Considering Prime Numbers $p\in P$ such that $(p^2+4)\in P, (p^2+4)^2+4\in P, ((p^2+4)^2+4)^2+4\in P, (((p^2+4)^2+4)^2+4)^2+4\in P,((((p^2+4)^2+4)^2+4)^2+4)^2+4\in P$, seems to be either very rare, or logically impossible. $ 10806580157\in P$ is the largest Prime I've found so far, which successfully results in a new Prime 4 times. So that:
- $10806580157^2+4 \in P, (10806580157^2+4)^2+4\in P, ((10806580157^2+4)^2+4)^2+4\in P, (((10806580157^2+4)^2+4)^2+4)^2+4\in P,$
So I wonder if it can be proofen that 4 times is the limit here.
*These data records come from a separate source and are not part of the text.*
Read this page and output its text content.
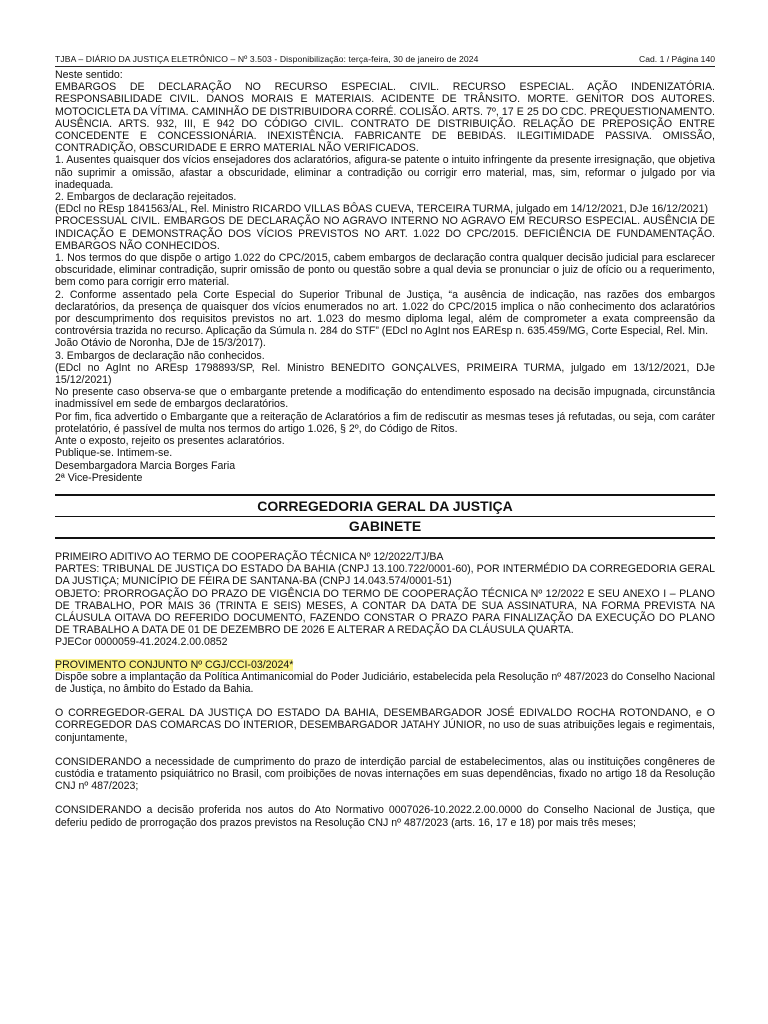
TJBA – DIÁRIO DA JUSTIÇA ELETRÔNICO – Nº 3.503 - Disponibilização: terça-feira, 30 de janeiro de 2024	Cad. 1 / Página 140

Neste sentido:

EMBARGOS DE DECLARAÇÃO NO RECURSO ESPECIAL. CIVIL. RECURSO ESPECIAL. AÇÃO INDENIZATÓRIA. RESPONSABILIDADE CIVIL. DANOS MORAIS E MATERIAIS. ACIDENTE DE TRÂNSITO. MORTE. GENITOR DOS AUTORES. MOTOCICLETA DA VÍTIMA. CAMINHÃO DE DISTRIBUIDORA CORRÉ. COLISÃO. ARTS. 7º, 17 E 25 DO CDC. PREQUESTIONAMENTO. AUSÊNCIA. ARTS. 932, III, E 942 DO CÓDIGO CIVIL. CONTRATO DE DISTRIBUIÇÃO. RELAÇÃO DE PREPOSIÇÃO ENTRE CONCEDENTE E CONCESSIONÁRIA. INEXISTÊNCIA. FABRICANTE DE BEBIDAS. ILEGITIMIDADE PASSIVA. OMISSÃO, CONTRADIÇÃO, OBSCURIDADE E ERRO MATERIAL NÃO VERIFICADOS.

1. Ausentes quaisquer dos vícios ensejadores dos aclaratórios, afigura-se patente o intuito infringente da presente irresignação, que objetiva não suprimir a omissão, afastar a obscuridade, eliminar a contradição ou corrigir erro material, mas, sim, reformar o julgado por via inadequada.

2. Embargos de declaração rejeitados.

(EDcl no REsp 1841563/AL, Rel. Ministro RICARDO VILLAS BÔAS CUEVA, TERCEIRA TURMA, julgado em 14/12/2021, DJe 16/12/2021)

PROCESSUAL CIVIL. EMBARGOS DE DECLARAÇÃO NO AGRAVO INTERNO NO AGRAVO EM RECURSO ESPECIAL. AUSÊNCIA DE INDICAÇÃO E DEMONSTRAÇÃO DOS VÍCIOS PREVISTOS NO ART. 1.022 DO CPC/2015. DEFICIÊNCIA DE FUNDAMENTAÇÃO. EMBARGOS NÃO CONHECIDOS.

1. Nos termos do que dispõe o artigo 1.022 do CPC/2015, cabem embargos de declaração contra qualquer decisão judicial para esclarecer obscuridade, eliminar contradição, suprir omissão de ponto ou questão sobre a qual devia se pronunciar o juiz de ofício ou a requerimento, bem como para corrigir erro material.

2. Conforme assentado pela Corte Especial do Superior Tribunal de Justiça, “a ausência de indicação, nas razões dos embargos declaratórios, da presença de quaisquer dos vícios enumerados no art. 1.022 do CPC/2015 implica o não conhecimento dos aclaratórios por descumprimento dos requisitos previstos no art. 1.023 do mesmo diploma legal, além de comprometer a exata compreensão da controvérsia trazida no recurso. Aplicação da Súmula n. 284 do STF” (EDcl no AgInt nos EAREsp n. 635.459/MG, Corte Especial, Rel. Min.

João Otávio de Noronha, DJe de 15/3/2017).

3. Embargos de declaração não conhecidos.

(EDcl no AgInt no AREsp 1798893/SP, Rel. Ministro BENEDITO GONÇALVES, PRIMEIRA TURMA, julgado em 13/12/2021, DJe 15/12/2021)

No presente caso observa-se que o embargante pretende a modificação do entendimento esposado na decisão impugnada, circunstância inadmissível em sede de embargos declaratórios.

Por fim, fica advertido o Embargante que a reiteração de Aclaratórios a fim de rediscutir as mesmas teses já refutadas, ou seja, com caráter protelatório, é passível de multa nos termos do artigo 1.026, § 2º, do Código de Ritos.

Ante o exposto, rejeito os presentes aclaratórios.

Publique-se. Intimem-se.

Desembargadora Marcia Borges Faria

2ª Vice-Presidente

CORREGEDORIA GERAL DA JUSTIÇA
GABINETE

PRIMEIRO ADITIVO AO TERMO DE COOPERAÇÃO TÉCNICA Nº 12/2022/TJ/BA

PARTES: TRIBUNAL DE JUSTIÇA DO ESTADO DA BAHIA (CNPJ 13.100.722/0001-60), POR INTERMÉDIO DA CORREGEDORIA GERAL DA JUSTIÇA; MUNICÍPIO DE FEIRA DE SANTANA-BA (CNPJ 14.043.574/0001-51)

OBJETO: PRORROGAÇÃO DO PRAZO DE VIGÊNCIA DO TERMO DE COOPERAÇÃO TÉCNICA Nº 12/2022 E SEU ANEXO I – PLANO DE TRABALHO, POR MAIS 36 (TRINTA E SEIS) MESES, A CONTAR DA DATA DE SUA ASSINATURA, NA FORMA PREVISTA NA CLÁUSULA OITAVA DO REFERIDO DOCUMENTO, FAZENDO CONSTAR O PRAZO PARA FINALIZAÇÃO DA EXECUÇÃO DO PLANO DE TRABALHO A DATA DE 01 DE DEZEMBRO DE 2026 E ALTERAR A REDAÇÃO DA CLÁUSULA QUARTA.

PJECor 0000059-41.2024.2.00.0852

PROVIMENTO CONJUNTO Nº CGJ/CCI-03/2024*

Dispõe sobre a implantação da Política Antimanicomial do Poder Judiciário, estabelecida pela Resolução nº 487/2023 do Conselho Nacional de Justiça, no âmbito do Estado da Bahia.

O CORREGEDOR-GERAL DA JUSTIÇA DO ESTADO DA BAHIA, DESEMBARGADOR JOSÉ EDIVALDO ROCHA ROTONDANO, e O CORREGEDOR DAS COMARCAS DO INTERIOR, DESEMBARGADOR JATAHY JÚNIOR, no uso de suas atribuições legais e regimentais, conjuntamente,

CONSIDERANDO a necessidade de cumprimento do prazo de interdição parcial de estabelecimentos, alas ou instituições congêneres de custódia e tratamento psiquiátrico no Brasil, com proibições de novas internações em suas dependências, fixado no artigo 18 da Resolução CNJ nº 487/2023;

CONSIDERANDO a decisão proferida nos autos do Ato Normativo 0007026-10.2022.2.00.0000 do Conselho Nacional de Justiça, que deferiu pedido de prorrogação dos prazos previstos na Resolução CNJ nº 487/2023 (arts. 16, 17 e 18) por mais três meses;
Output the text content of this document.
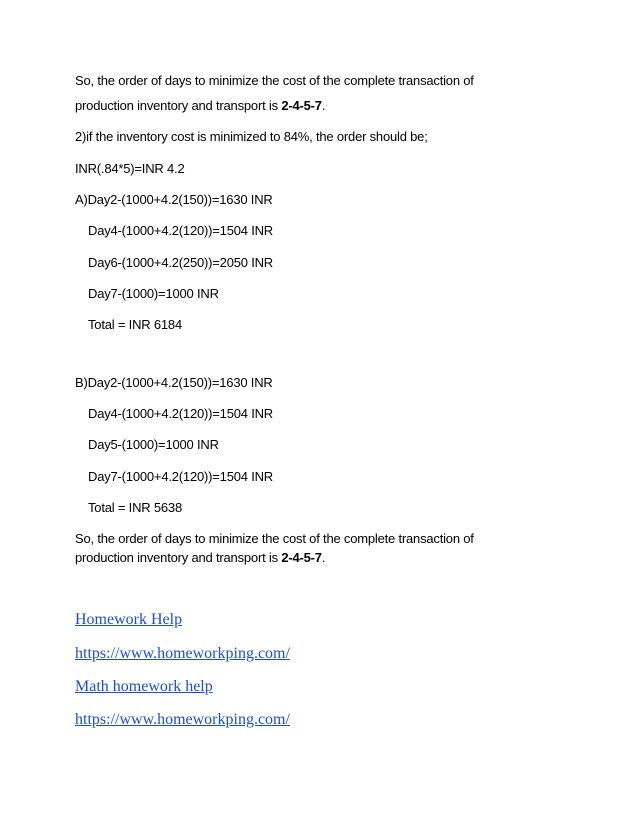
So, the order of days to minimize the cost of the complete transaction of
production inventory and transport is 2-4-5-7.
2)if the inventory cost is minimized to 84%, the order should be;
INR(.84*5)=INR 4.2
A)Day2-(1000+4.2(150))=1630 INR
Day4-(1000+4.2(120))=1504 INR
Day6-(1000+4.2(250))=2050 INR
Day7-(1000)=1000 INR
Total = INR 6184
B)Day2-(1000+4.2(150))=1630 INR
Day4-(1000+4.2(120))=1504 INR
Day5-(1000)=1000 INR
Day7-(1000+4.2(120))=1504 INR
Total = INR 5638
So, the order of days to minimize the cost of the complete transaction of
production inventory and transport is 2-4-5-7.
Homework Help
https://www.homeworkping.com/
Math homework help
https://www.homeworkping.com/
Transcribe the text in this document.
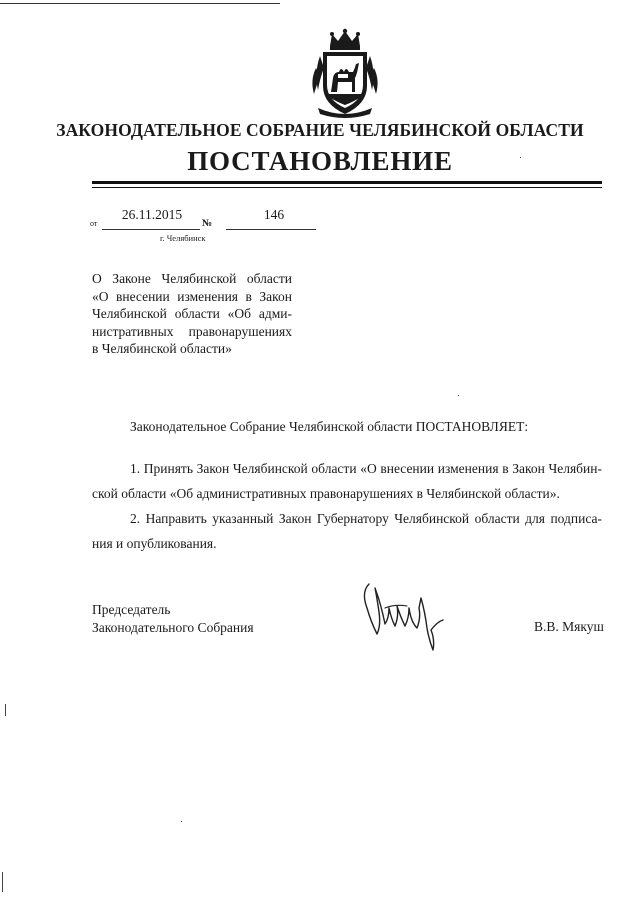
ЗАКОНОДАТЕЛЬНОЕ СОБРАНИЕ ЧЕЛЯБИНСКОЙ ОБЛАСТИ
ПОСТАНОВЛЕНИЕ
от
26.11.2015
№
146
г. Челябинск
О Законе Челябинской области
«О внесении изменения в Закон
Челябинской области «Об адми-
нистративных правонарушениях
в Челябинской области»
Законодательное Собрание Челябинской области ПОСТАНОВЛЯЕТ:
1. Принять Закон Челябинской области «О внесении изменения в Закон Челябин-
ской области «Об административных правонарушениях в Челябинской области».
2. Направить указанный Закон Губернатору Челябинской области для подписа-
ния и опубликования.
Председатель
Законодательного Собрания	В.В. Мякуш
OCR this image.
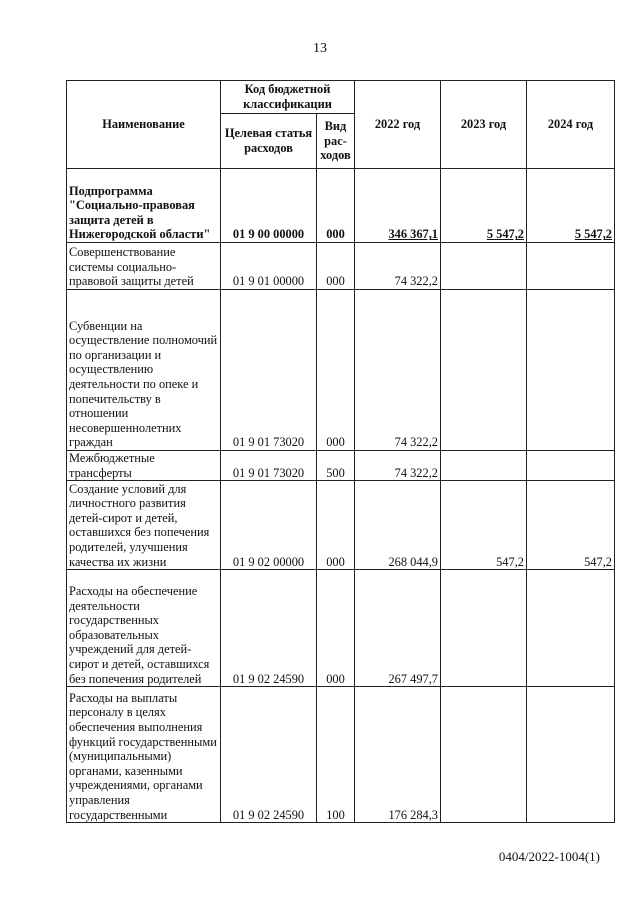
13
Наименование	Код бюджетной классификации		2022 год	2023 год	2024 год
	Целевая статья расходов	Вид рас-ходов			
Подпрограмма "Социально-правовая защита детей в Нижегородской области"	01 9 00 00000	000	346 367,1	5 547,2	5 547,2
Совершенствование системы социально-правовой защиты детей	01 9 01 00000	000	74 322,2		
Субвенции на осуществление полномочий по организации и осуществлению деятельности по опеке и попечительству в отношении несовершеннолетних граждан	01 9 01 73020	000	74 322,2		
Межбюджетные трансферты	01 9 01 73020	500	74 322,2		
Создание условий для личностного развития детей-сирот и детей, оставшихся без попечения родителей, улучшения качества их жизни	01 9 02 00000	000	268 044,9	547,2	547,2
Расходы на обеспечение деятельности государственных образовательных учреждений для детей-сирот и детей, оставшихся без попечения родителей	01 9 02 24590	000	267 497,7		
Расходы на выплаты персоналу в целях обеспечения выполнения функций государственными (муниципальными) органами, казенными учреждениями, органами управления государственными	01 9 02 24590	100	176 284,3		
0404/2022-1004(1)
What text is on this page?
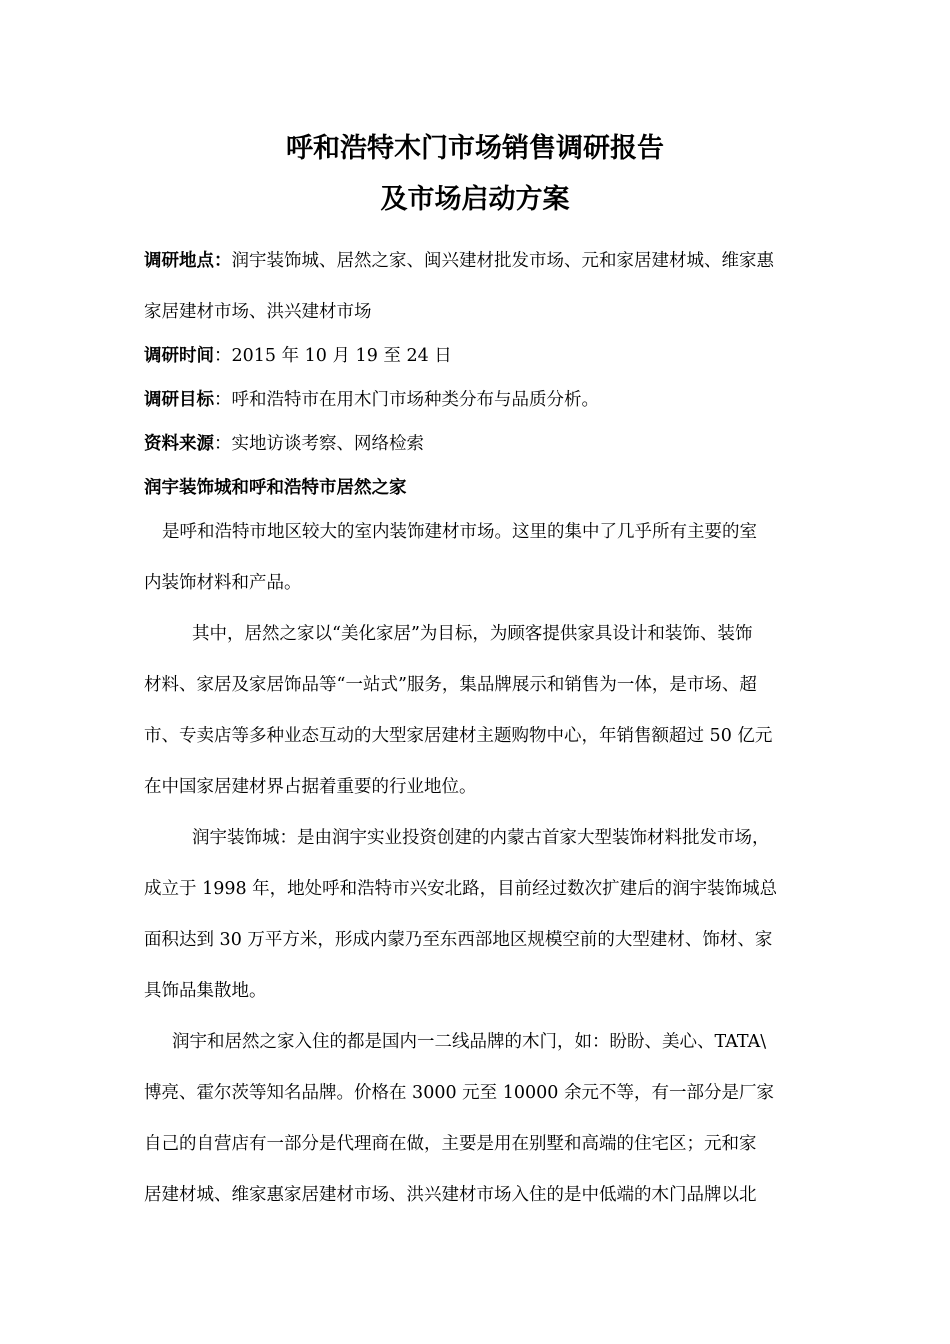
呼和浩特木门市场销售调研报告
及市场启动方案
调研地点：润宇装饰城、居然之家、闽兴建材批发市场、元和家居建材城、维家惠
家居建材市场、洪兴建材市场
调研时间：2015 年 10 月 19 至 24 日
调研目标：呼和浩特市在用木门市场种类分布与品质分析。
资料来源：实地访谈考察、网络检索
润宇装饰城和呼和浩特市居然之家
是呼和浩特市地区较大的室内装饰建材市场。这里的集中了几乎所有主要的室
内装饰材料和产品。
其中，居然之家以“美化家居”为目标，为顾客提供家具设计和装饰、装饰
材料、家居及家居饰品等“一站式”服务，集品牌展示和销售为一体，是市场、超
市、专卖店等多种业态互动的大型家居建材主题购物中心，年销售额超过 50 亿元
在中国家居建材界占据着重要的行业地位。
润宇装饰城：是由润宇实业投资创建的内蒙古首家大型装饰材料批发市场，
成立于 1998 年，地处呼和浩特市兴安北路，目前经过数次扩建后的润宇装饰城总
面积达到 30 万平方米，形成内蒙乃至东西部地区规模空前的大型建材、饰材、家
具饰品集散地。
润宇和居然之家入住的都是国内一二线品牌的木门，如：盼盼、美心、TATA\
博亮、霍尔茨等知名品牌。价格在 3000 元至 10000 余元不等，有一部分是厂家
自己的自营店有一部分是代理商在做，主要是用在别墅和高端的住宅区；元和家
居建材城、维家惠家居建材市场、洪兴建材市场入住的是中低端的木门品牌以北
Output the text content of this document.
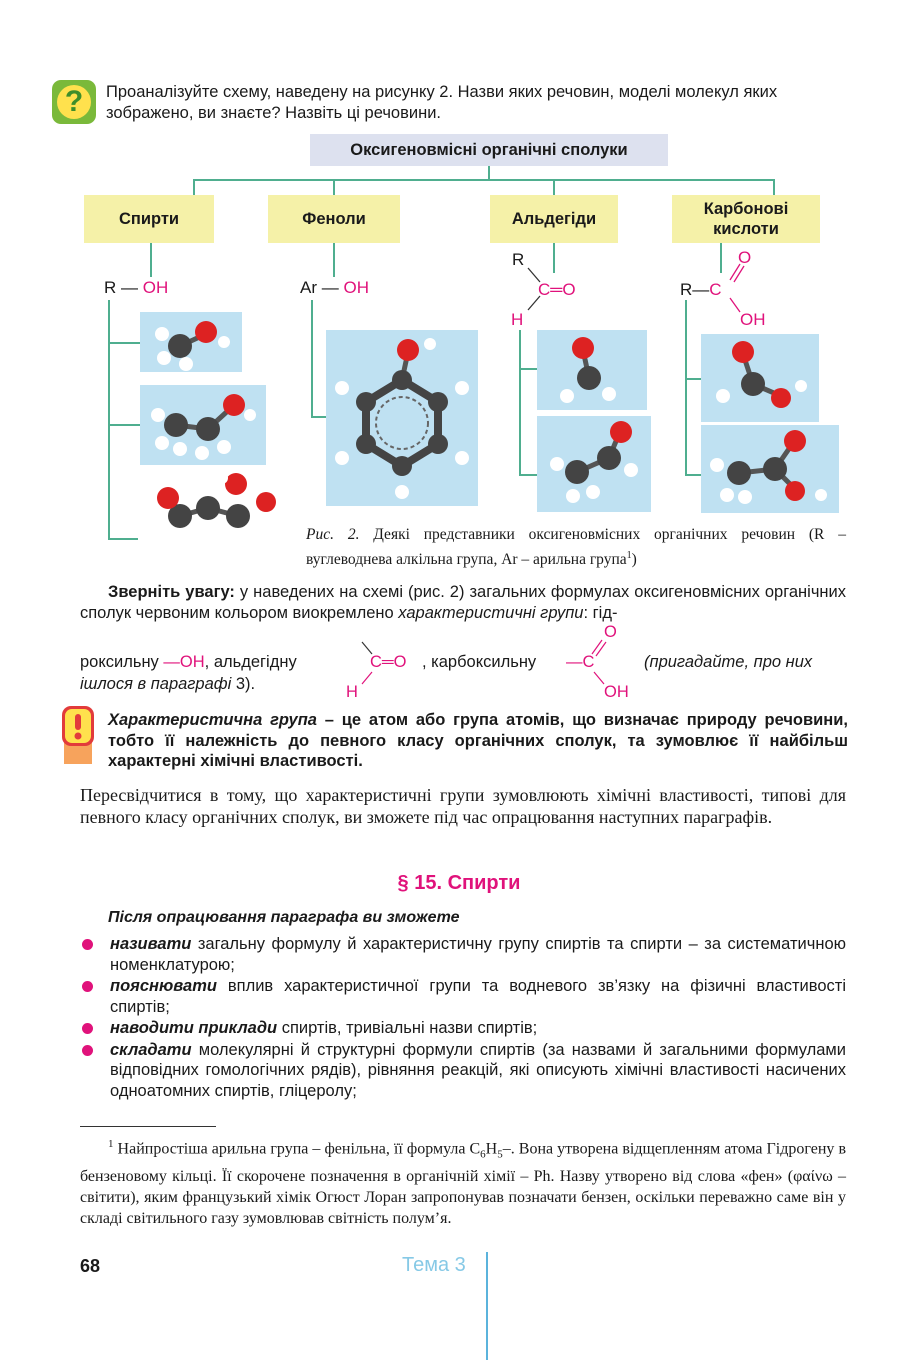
?	Проаналізуйте схему, наведену на рисунку 2. Назви яких речовин, моделі молекул яких зображено, ви знаєте? Назвіть ці речовини.
Оксигеновмісні органічні сполуки
Спирти	Феноли	Альдегіди
Карбонові кислоти
R — OH	Ar — OH
R
C═O
H
R—C
O
OH
Рис. 2. Деякі представники оксигеновмісних органічних речовин (R – вуглеводнева алкільна група, Ar – арильна група$^1$)
Зверніть увагу: у наведених на схемі (рис. 2) загальних формулах оксигеновмісних органічних сполук червоним кольором виокремлено характеристичні групи: гід-
роксильну —OH, альдегідну	C═O
H
, карбоксильну —C
O
OH
(пригадайте, про них
ішлося в параграфі 3).
Характеристична група – це атом або група атомів, що визначає природу речовини, тобто її належність до певного класу органічних сполук, та зумовлює її найбільш характерні хімічні властивості.
Пересвідчитися в тому, що характеристичні групи зумовлюють хімічні властивості, типові для певного класу органічних сполук, ви зможете під час опрацювання наступних параграфів.
§ 15. Спирти
Після опрацювання параграфа ви зможете
називати загальну формулу й характеристичну групу спиртів та спирти – за систематичною номенклатурою;
пояснювати вплив характеристичної групи та водневого зв’язку на фізичні властивості спиртів;
наводити приклади спиртів, тривіальні назви спиртів;
складати молекулярні й структурні формули спиртів (за назвами й загальними формулами відповідних гомологічних рядів), рівняння реакцій, які описують хімічні властивості насичених одноатомних спиртів, гліцеролу;
$^1$ Найпростіша арильна група – фенільна, її формула $C_6H_5-$. Вона утворена відщепленням атома Гідрогену в бензеновому кільці. Її скорочене позначення в органічній хімії – Ph. Назву утворено від слова «фен» (φαίνω – світити), яким французький хімік Огюст Лоран запропонував позначати бензен, оскільки переважно саме він у складі світильного газу зумовлював світність полум’я.
68	Тема 3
Working modulo $13$, the effect of squaring and adding $4$ is as follows:
$4$ and $9$ go to $7$ (that is, $4^2+4\equiv9^2+4\equiv7\pmod{13}$).
$7$ and $6$ go to $1$.
$1$ and $12$ go to $5$.
$5$ and $8$ go to $3$.
$3$ and $10$ go to zero, which means you get a multiple of $13$, not a prime.
Also, $2$ and $11$ go to $8$, which has already been shown to lead to a multiple of $13$.
So, it's impossible to get a chain of more than five primes this way.